StratifiedKFold used in the following example uses stratified sampling, which ensures that the proportion of each small dataset in each category after cutting is the same as that in the original dataset.

# MLP for Pima Indians Dataset with 10-fold cross validation
from  import Sequential
from  import Dense
from sklearn.model_selection import StratifiedKFold
import numpy
# fix random seed for reproducibility
seed = 7
(seed)
# load pima indians dataset
dataset = ("", delimiter=",")
# split into input (X) and output (Y) variables
X = dataset[:,0:8]
Y = dataset[:,8]
# define 10-fold cross validation test harness
kfold = StratifiedKFold(n_splits=10, shuffle=True, random_state=seed)
cvscores = []
for train, test in (X, Y):
 # create model
  model = Sequential()
  (Dense(12, input_dim=8, activation='relu'))
  (Dense(8, activation='relu'))
  (Dense(1, activation='sigmoid'))
  # Compile model
  (loss='binary_crossentropy', optimizer='adam', metrics=['accuracy'])
  # Fit the model
  (X[train], Y[train], epochs=150, batch_size=10, verbose=0)
  # evaluate the model
  scores = (X[test], Y[test], verbose=0)
  print("%s: %.2f%%" % (model.metrics_names[1], scores[1]*100))
  (scores[1] * 100)
print("%.2f%% (+/- %.2f%%)" % ((cvscores), (cvscores)))
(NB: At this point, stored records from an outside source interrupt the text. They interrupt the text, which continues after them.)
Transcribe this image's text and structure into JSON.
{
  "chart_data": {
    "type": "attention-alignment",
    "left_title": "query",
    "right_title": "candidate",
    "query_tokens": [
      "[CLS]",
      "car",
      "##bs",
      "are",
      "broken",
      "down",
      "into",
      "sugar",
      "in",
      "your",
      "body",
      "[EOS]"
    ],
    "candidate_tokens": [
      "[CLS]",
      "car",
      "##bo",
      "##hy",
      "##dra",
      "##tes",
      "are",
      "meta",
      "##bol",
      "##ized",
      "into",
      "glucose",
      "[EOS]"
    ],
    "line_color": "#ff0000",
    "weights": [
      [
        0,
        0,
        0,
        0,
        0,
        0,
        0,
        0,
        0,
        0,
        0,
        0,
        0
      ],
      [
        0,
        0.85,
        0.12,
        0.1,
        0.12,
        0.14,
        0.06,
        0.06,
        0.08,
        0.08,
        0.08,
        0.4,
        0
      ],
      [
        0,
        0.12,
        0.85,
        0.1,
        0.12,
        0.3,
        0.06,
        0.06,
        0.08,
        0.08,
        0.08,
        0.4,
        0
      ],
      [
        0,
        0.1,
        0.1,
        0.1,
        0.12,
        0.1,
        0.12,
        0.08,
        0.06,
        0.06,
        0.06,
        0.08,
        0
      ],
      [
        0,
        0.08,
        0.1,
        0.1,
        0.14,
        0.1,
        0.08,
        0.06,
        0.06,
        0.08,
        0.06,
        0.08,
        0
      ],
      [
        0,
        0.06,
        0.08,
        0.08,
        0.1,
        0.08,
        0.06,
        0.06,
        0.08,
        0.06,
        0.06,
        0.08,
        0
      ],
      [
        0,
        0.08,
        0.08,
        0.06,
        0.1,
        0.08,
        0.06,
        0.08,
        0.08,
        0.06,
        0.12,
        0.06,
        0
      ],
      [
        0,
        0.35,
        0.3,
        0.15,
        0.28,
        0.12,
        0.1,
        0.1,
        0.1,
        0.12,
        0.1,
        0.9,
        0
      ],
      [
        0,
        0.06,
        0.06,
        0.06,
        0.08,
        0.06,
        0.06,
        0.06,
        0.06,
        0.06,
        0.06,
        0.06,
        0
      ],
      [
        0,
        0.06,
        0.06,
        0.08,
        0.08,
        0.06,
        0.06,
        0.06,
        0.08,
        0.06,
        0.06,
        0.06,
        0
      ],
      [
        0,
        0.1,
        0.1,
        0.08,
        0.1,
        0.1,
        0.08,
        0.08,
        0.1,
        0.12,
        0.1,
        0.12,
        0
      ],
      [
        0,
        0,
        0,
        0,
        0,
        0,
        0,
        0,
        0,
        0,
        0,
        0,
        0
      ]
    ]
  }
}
Supplementary knowledge:Training set, validation set and test set

Training set:Used to train the parameters of the model by minimizing the objective function (loss function + regular term). When the objective function is minimized, training of the model is completed.

Verification Set:Used to select the order of the model. The corresponding order of the model with the smallest objective function is the final selected order of the model.

Note:

1. The verification assembly is repeatedly used during the training process. It is used as the evaluation criteria for selecting different models in machine learning, and as the evaluation criteria for selecting the number of network layers and the number of nodes per layer in deep learning.

2. The use of verification sets is not essential. If the number of layers and nodes of the network have been determined, this step is not needed.

Test set:Evaluate the generalization ability of the model. Evaluate its generalization ability based on the selected trained model.

Note:

The test set judges the generalization ability of the final trained model, and only once is judged.

The above detailed explanation of the data segmentation and cross-validation examples of sklearn and keras is all the content I share with you. I hope you can give you a reference and I hope you can support me more.